Monopoly Rents, Institutions, and Bribery (with Qing Deng)
Abstract: Why do some firms pay more bribes than others? We extend the literature by examining the role of one crucial, but overlooked industry characteristic—fixed asset intensity—in shaping firms’ bribe payments. High fixed asset intensity creates natural entry barriers, thereby leading to market concentration and opportunities for monopoly rent extraction. High rents, in turn, increase the value of government officials’ “control rights” and thus their incentive to engage in predatory behavior. Firms in fixed-asset intensive industries therefore have strong incentives to pay bribes in exchange for de facto property rights. We further posit that strong legal institutions weaken this quid pro quo by providing security for property rights and increasing the risk for government officials’ behaving corruptly. We find empirical support for our arguments based on data from a large firm survey in China. Our findings have important implications for governance and industrial regulations in developing countries.

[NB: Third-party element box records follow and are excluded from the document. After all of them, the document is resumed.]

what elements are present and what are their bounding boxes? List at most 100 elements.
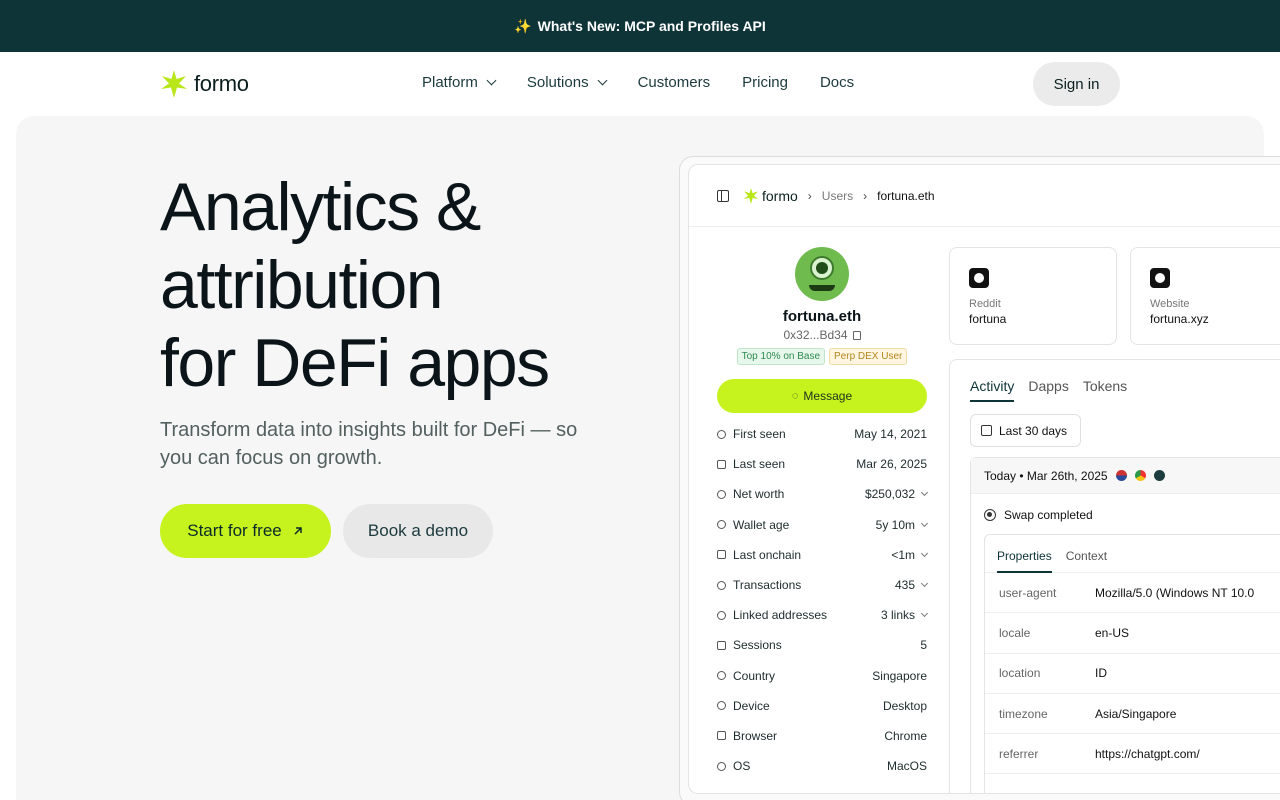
property-value: en-US: [1095, 625, 1130, 640]
stat-value: Singapore: [872, 668, 927, 683]
announcement-bar[interactable]: ✨ What's New: MCP and Profiles API: [0, 0, 1280, 52]
tab-dapps[interactable]: Dapps: [1028, 378, 1068, 402]
stat-icon: [717, 550, 726, 560]
app-logo[interactable]: formo: [743, 187, 798, 204]
nav-item-label: Docs: [819, 74, 855, 91]
tab-activity[interactable]: Activity: [970, 378, 1015, 402]
logo[interactable]: formo: [160, 70, 249, 98]
stat-value-group: 5: [920, 638, 927, 652]
stat-value: Desktop: [882, 698, 927, 713]
stat-icon: [717, 610, 726, 620]
breadcrumb-users[interactable]: Users: [822, 189, 853, 203]
stat-label-group: Net worth: [717, 487, 784, 501]
stat-icon: [717, 731, 726, 741]
hero-headline: Analytics & attribution for DeFi apps: [160, 168, 550, 402]
breadcrumb-current: fortuna.eth: [877, 188, 935, 203]
chevron-down-icon[interactable]: [920, 579, 929, 588]
stat-icon: [717, 520, 726, 530]
headline-line: attribution: [160, 247, 444, 323]
property-row: referrer https://chatgpt.com/: [985, 734, 1280, 775]
website-card[interactable]: Website fortuna.xyz: [1130, 247, 1280, 345]
property-key: location: [999, 666, 1041, 681]
stat-label-group: Browser: [717, 729, 777, 743]
copy-icon[interactable]: [852, 330, 861, 340]
event-item[interactable]: Swap completed: [971, 494, 1280, 522]
sidebar-toggle-icon[interactable]: [717, 189, 729, 202]
stat-value-group: May 14, 2021: [854, 427, 927, 441]
chrome-icon: [1134, 470, 1146, 481]
date-range-picker[interactable]: Last 30 days: [970, 414, 1081, 447]
nav-item-solutions[interactable]: Solutions: [527, 74, 608, 91]
stat-value-group: Desktop: [883, 699, 927, 713]
tab-context[interactable]: Context: [1066, 549, 1107, 572]
stat-label: Country: [733, 668, 776, 683]
nav-item-label: Platform: [422, 74, 478, 91]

Attitudes toward Foreign Direct Investment: Evidence from China
Abstract: What determines individual preferences toward inward foreign direct investment (FDI)? Surprisingly, we know little about the answer. Although there is a growing interest in examining the public’s attitudes toward economic globalization, research on individual FDI preferences are extremely limited. There are at least two main reasons for a lack of such research: (1) the distributional consequences of FDI inflows are rather complex, depending upon a variety of parameters; (2) survey data on public opinion about inward FDI is not largely available. Among the very few studies on individual FDI preferences, scholars tend to treat FDI as a whole and hence overlook the differences between different types of FDI which can be critical to understanding public opinion formation and the politics of FDI. In this study, I distinguish different types of FDI in terms of one key dimension—its skill intensity, and collect original survey data with an embedded experiment to investigate individual attitudes toward two distinct types of FDI—high-skill and low-skill intensive. Empirical results suggest that individuals’ skill endowments are an important predictor of their attitudes toward these two types of FDI. Additionally, I find that non-material factors, economic knowledge and nationalism in particular, play a crucial role in shaping individuals’ preferences as well. These findings have important implications for the political economy of FDI.